4. Finding Relevant Images using Self-Supervised Learning
Once images and labels were separated from crowdsourced data, only 20% of our dataset remained with validated labels. To solve the challenge of unlabeled images, we used Self-Supervised Contrastive Learning to learn true representations of images and find similar or dissimilar images. Contrastive Learning methods consider each image class as an unmarked label and works without any user provided labels.
This method helped isolate the irrelevant images automatically. When combining the output of a small label set (just 1%) with most the confident labels, we generated new ML-produced labels for rest of unlabeled images.
5. Data and AI Factsheets for AI Governance
Data scientists and analysts expect a holistic view of the entire dataset to get an idea of its underlying fitness. Thus, we built a first-of-its-kind “Data Reliability Index” that combines authenticity, usability, label confidence and image relevance on a scale of 0-100, to help remove invalid image data automatically and track improvements along the way.
To assess overall dataset fitness, we expanded upon IBM’s research work on AI Factsheets to build a Data and AI Factsheet – a bit like a “nutrition label” for AI. We captured the facts from data engineers, scientists and analysts using Jupyter notebooks and made them available on a dashboard.
Tackling noisy, crowdsourced images and labels is still a challenge for the Machine Learning community.
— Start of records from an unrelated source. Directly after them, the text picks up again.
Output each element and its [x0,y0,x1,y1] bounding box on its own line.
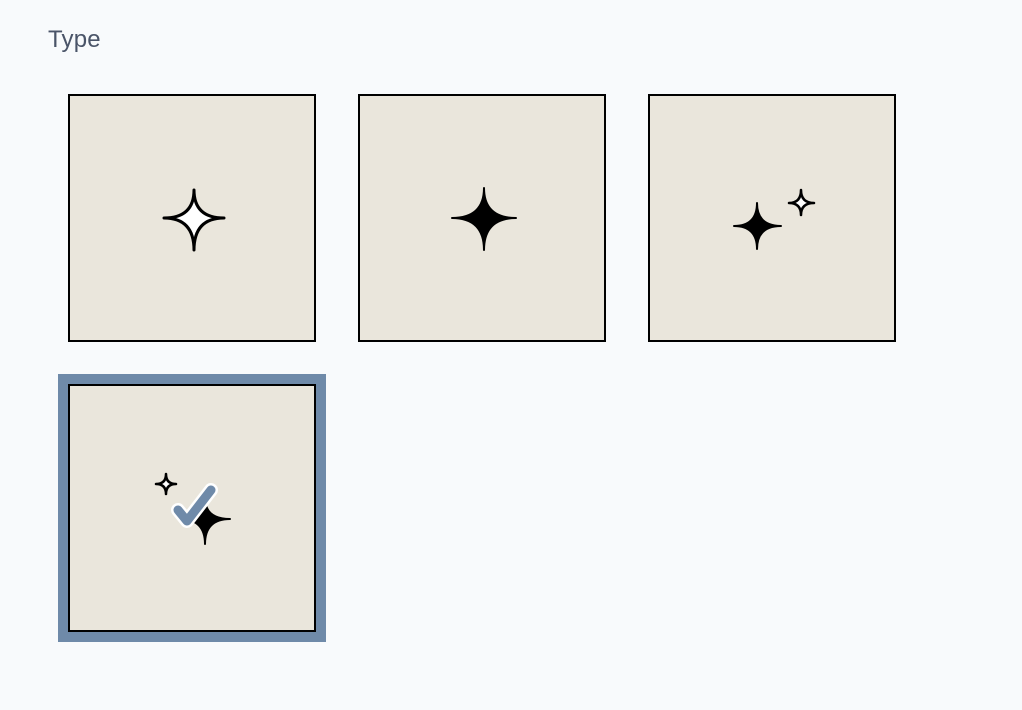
type-option-sparkles-pair-left[interactable] [58,374,326,642]
type-label: Type [48,26,101,53]
type-option-sparkles-pair-right[interactable] [648,94,896,342]
checkmark-icon [171,483,218,528]
sparkles-pair-icon [733,188,816,250]
type-option-sparkle-filled[interactable] [358,94,606,342]
sparkle-filled-icon [451,187,517,251]
sparkle-outline-icon [162,188,226,252]
sparkles-pair-alt-icon [154,472,231,545]
type-option-sparkle-outline[interactable] [68,94,316,342]
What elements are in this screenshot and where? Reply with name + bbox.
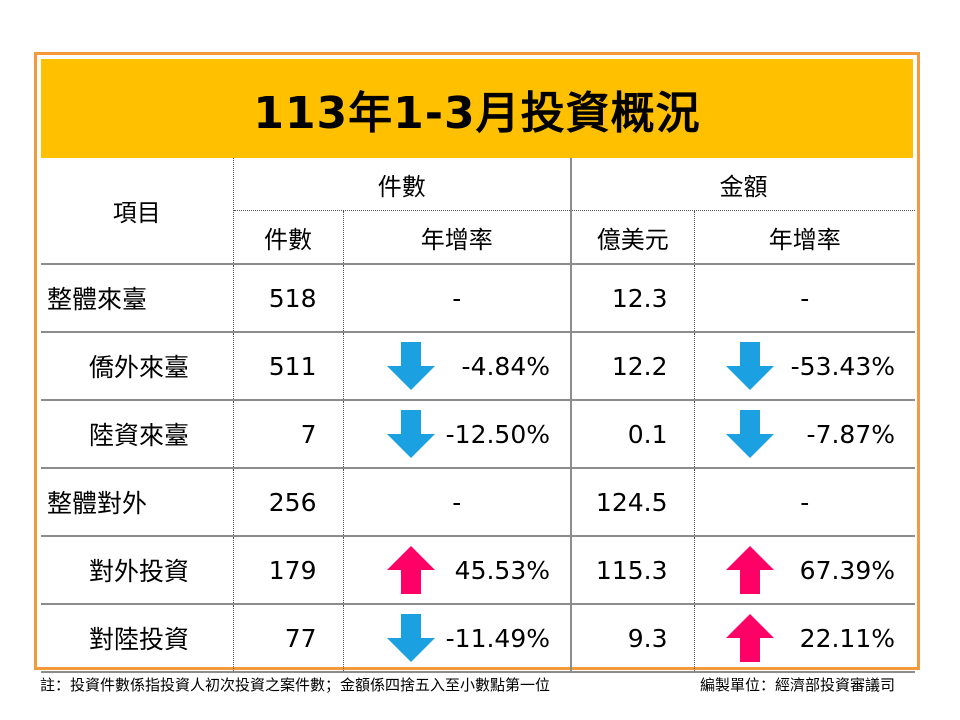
amount-value: 12.3 [611,283,668,313]
header-item: 項目 [41,158,234,265]
count-rate: -12.50% [445,419,550,449]
amount-rate: 22.11% [799,623,895,653]
row-label: 僑外來臺 [89,353,190,382]
page-title: 113年1-3月投資概況 [253,87,701,139]
count-value: 256 [268,487,317,517]
header-sub-amount-rate: 年增率 [694,210,915,265]
count-value: 511 [268,351,317,381]
amount-value: 124.5 [595,487,668,517]
title-bar: 113年1-3月投資概況 [41,59,913,158]
up-arrow-icon [725,546,774,594]
table-row: 僑外來臺 511 -4.84% 12.2 -53.43% [41,332,915,401]
amount-value: 115.3 [595,555,668,585]
header-row-1: 項目 件數 金額 [41,158,915,265]
table-row: 整體來臺 518 - 12.3 - [41,264,915,333]
down-arrow-icon [725,410,774,458]
slide-frame: 113年1-3月投資概況 項目 件數 金額 件數 年增率 億美元 年增率 整體來… [34,52,920,673]
row-label: 對陸投資 [89,625,190,654]
header-sub-count-rate: 年增率 [343,210,572,265]
count-rate: - [452,487,462,517]
table-row: 對陸投資 77 -11.49% 9.3 22.11% [41,604,915,673]
down-arrow-icon [386,614,435,662]
down-arrow-icon [725,342,774,390]
amount-value: 9.3 [627,623,668,653]
count-rate: -11.49% [445,623,550,653]
amount-rate: 67.39% [799,555,895,585]
count-rate: -4.84% [461,351,550,381]
header-row-2: 件數 年增率 億美元 年增率 [41,210,915,265]
row-label: 陸資來臺 [89,421,190,450]
amount-rate: -7.87% [806,419,895,449]
row-label: 整體對外 [47,489,148,518]
amount-value: 0.1 [627,419,668,449]
row-label: 整體來臺 [47,285,148,314]
amount-value: 12.2 [611,351,668,381]
amount-rate: -53.43% [790,351,895,381]
count-rate: - [452,283,462,313]
count-rate: 45.53% [454,555,550,585]
investment-table: 項目 件數 金額 件數 年增率 億美元 年增率 整體來臺 518 - 12.3 - 僑外來… [41,158,915,673]
count-value: 7 [300,419,317,449]
up-arrow-icon [725,614,774,662]
table-row: 對外投資 179 45.53% 115.3 67.39% [41,536,915,605]
count-value: 518 [268,283,317,313]
amount-rate: - [800,487,810,517]
header-sub-amount: 億美元 [571,210,695,265]
table-row: 整體對外 256 - 124.5 - [41,468,915,537]
count-value: 77 [284,623,317,653]
header-group-amount: 金額 [571,158,915,211]
count-value: 179 [268,555,317,585]
footnote: 註：投資件數係指投資人初次投資之案件數；金額係四捨五入至小數點第一位 [40,676,551,694]
header-sub-count: 件數 [233,210,344,265]
down-arrow-icon [386,342,435,390]
row-label: 對外投資 [89,557,190,586]
table-row: 陸資來臺 7 -12.50% 0.1 -7.87% [41,400,915,469]
source-note: 編製單位：經濟部投資審議司 [700,676,896,694]
down-arrow-icon [386,410,435,458]
up-arrow-icon [386,546,435,594]
amount-rate: - [800,283,810,313]
header-group-count: 件數 [233,158,572,211]
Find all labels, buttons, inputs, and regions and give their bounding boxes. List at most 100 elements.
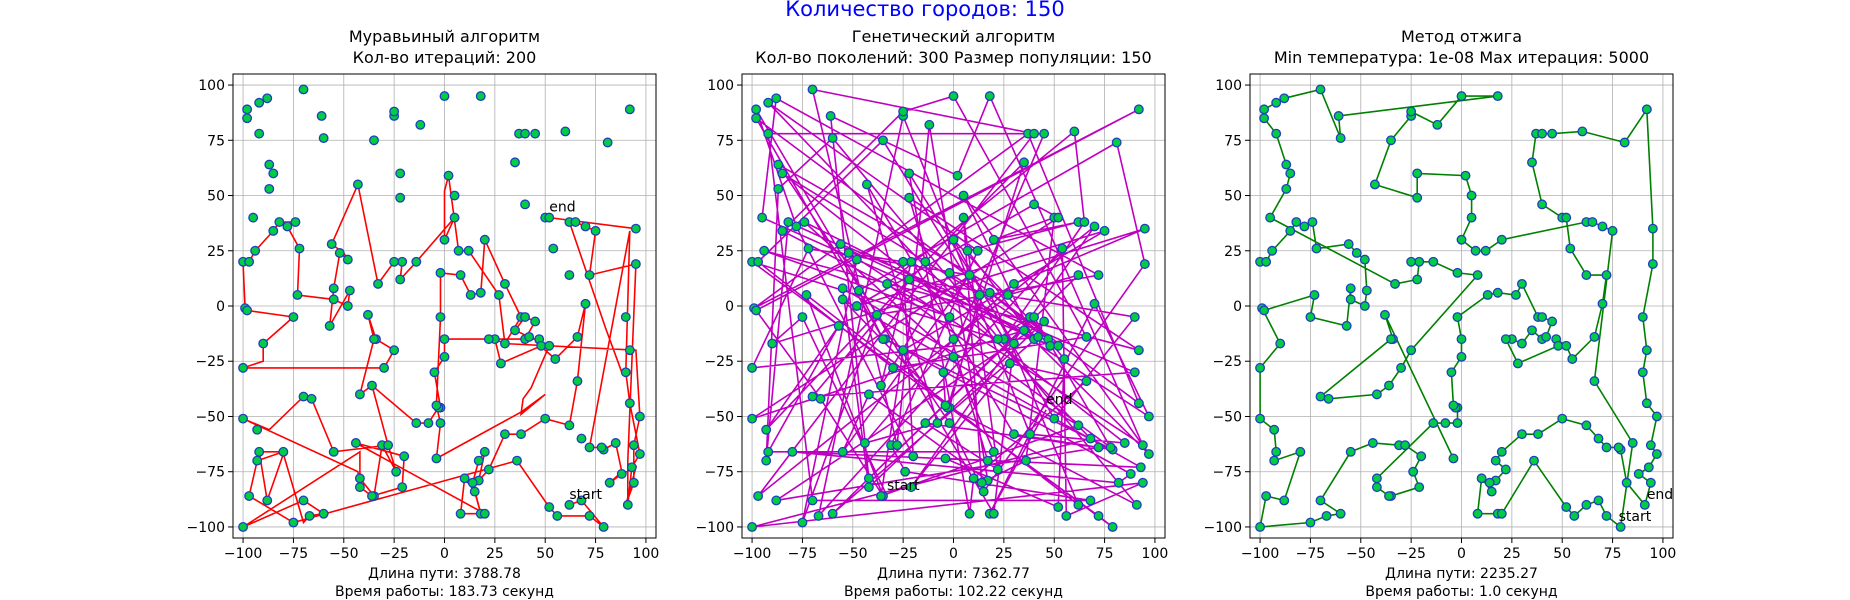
- city-point: [318, 133, 329, 144]
- city-point: [761, 455, 772, 466]
- city-point: [1460, 170, 1471, 181]
- y-tick-label: 100: [198, 78, 225, 94]
- start-label: start: [1619, 509, 1652, 525]
- city-point: [777, 225, 788, 236]
- city-point: [1099, 225, 1110, 236]
- city-point: [920, 418, 931, 429]
- end-label: end: [1046, 392, 1072, 408]
- city-point: [1647, 223, 1658, 234]
- city-point: [851, 254, 862, 265]
- city-point: [747, 522, 758, 532]
- city-point: [499, 278, 510, 289]
- city-point: [248, 212, 259, 223]
- city-point: [493, 290, 504, 300]
- city-point: [767, 338, 778, 349]
- city-point: [757, 212, 768, 223]
- city-point: [827, 508, 838, 519]
- city-point: [759, 245, 770, 256]
- x-tick-label: −75: [788, 546, 818, 562]
- city-point: [530, 316, 541, 327]
- city-point: [1406, 256, 1417, 267]
- city-point: [520, 199, 531, 210]
- y-tick-label: −100: [696, 520, 734, 536]
- city-point: [344, 285, 355, 296]
- city-point: [268, 225, 279, 236]
- city-point: [1541, 331, 1552, 342]
- city-point: [429, 367, 440, 378]
- y-tick-label: 25: [716, 244, 734, 260]
- city-point: [992, 334, 1003, 345]
- city-point: [449, 212, 460, 223]
- city-point: [1133, 104, 1144, 115]
- city-point: [1601, 510, 1612, 521]
- city-point: [876, 491, 886, 501]
- y-tick-label: 50: [207, 189, 225, 205]
- city-point: [940, 400, 951, 411]
- city-point: [1125, 468, 1136, 479]
- city-point: [415, 119, 426, 130]
- city-point: [992, 464, 1003, 475]
- city-point: [1589, 376, 1600, 387]
- city-point: [1341, 320, 1352, 331]
- city-point: [807, 84, 818, 95]
- city-point: [863, 482, 874, 493]
- city-point: [944, 418, 955, 429]
- city-point: [1085, 433, 1096, 444]
- city-point: [1613, 442, 1624, 453]
- city-point: [1345, 294, 1356, 305]
- x-tick-label: −75: [279, 546, 309, 562]
- y-tick-label: 100: [707, 78, 734, 94]
- city-point: [863, 389, 874, 400]
- city-point: [383, 440, 394, 451]
- city-point: [1512, 358, 1523, 369]
- city-point: [1029, 199, 1040, 210]
- city-point: [968, 473, 979, 484]
- city-point: [560, 126, 571, 137]
- city-point: [610, 438, 621, 448]
- city-point: [1412, 192, 1423, 203]
- city-point: [328, 446, 339, 457]
- y-tick-label: 0: [1233, 299, 1242, 315]
- city-point: [399, 451, 410, 462]
- city-point: [278, 446, 289, 457]
- city-point: [439, 91, 450, 102]
- city-point: [238, 413, 249, 424]
- city-point: [463, 245, 474, 256]
- city-point: [1345, 283, 1356, 294]
- city-point: [397, 482, 408, 493]
- city-point: [1129, 367, 1140, 378]
- y-tick-label: −50: [1212, 409, 1242, 425]
- city-point: [771, 93, 782, 104]
- city-point: [763, 446, 774, 457]
- city-point: [1452, 267, 1463, 278]
- city-point: [773, 183, 784, 194]
- city-point: [1456, 334, 1467, 345]
- city-point: [1645, 477, 1656, 488]
- city-point: [1285, 225, 1296, 236]
- city-point: [1133, 345, 1144, 356]
- city-point: [1500, 464, 1511, 475]
- x-tick-label: 0: [1457, 546, 1466, 562]
- city-point: [1259, 104, 1270, 115]
- city-point: [324, 320, 335, 331]
- city-point: [1111, 137, 1122, 148]
- city-point: [1384, 491, 1394, 501]
- city-point: [801, 290, 812, 300]
- x-tick-label: −100: [733, 546, 771, 562]
- city-point: [423, 418, 434, 429]
- route-line: [549, 216, 636, 230]
- city-point: [572, 331, 583, 342]
- city-point: [958, 190, 969, 201]
- city-point: [1081, 376, 1092, 387]
- city-point: [964, 270, 975, 281]
- city-point: [1529, 455, 1539, 466]
- city-point: [1309, 290, 1320, 300]
- city-point: [1039, 128, 1050, 139]
- path-length: Длина пути: 2235.27: [1385, 566, 1538, 582]
- city-point: [628, 440, 639, 451]
- city-point: [1139, 223, 1150, 234]
- city-point: [1633, 468, 1644, 479]
- y-tick-label: −50: [195, 409, 225, 425]
- city-point: [1452, 312, 1463, 322]
- city-point: [367, 380, 377, 391]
With our innovative approach, we can automatically detect reliable images among thousands – a nearly impossible task to manually complete. The IBM Data Science and AI Elite team’s innovative, 6-week proof-of-concept combined various dimensions of AI fitness with the latest research in machine learning to deliver a simple framework for managing AI Governance. This pilot further provides the U.S. State Department and UNEP with a vital toolkit to help define new relevant facts across various data and AI projects and drive maximum impact for the Earth Challenge initiative.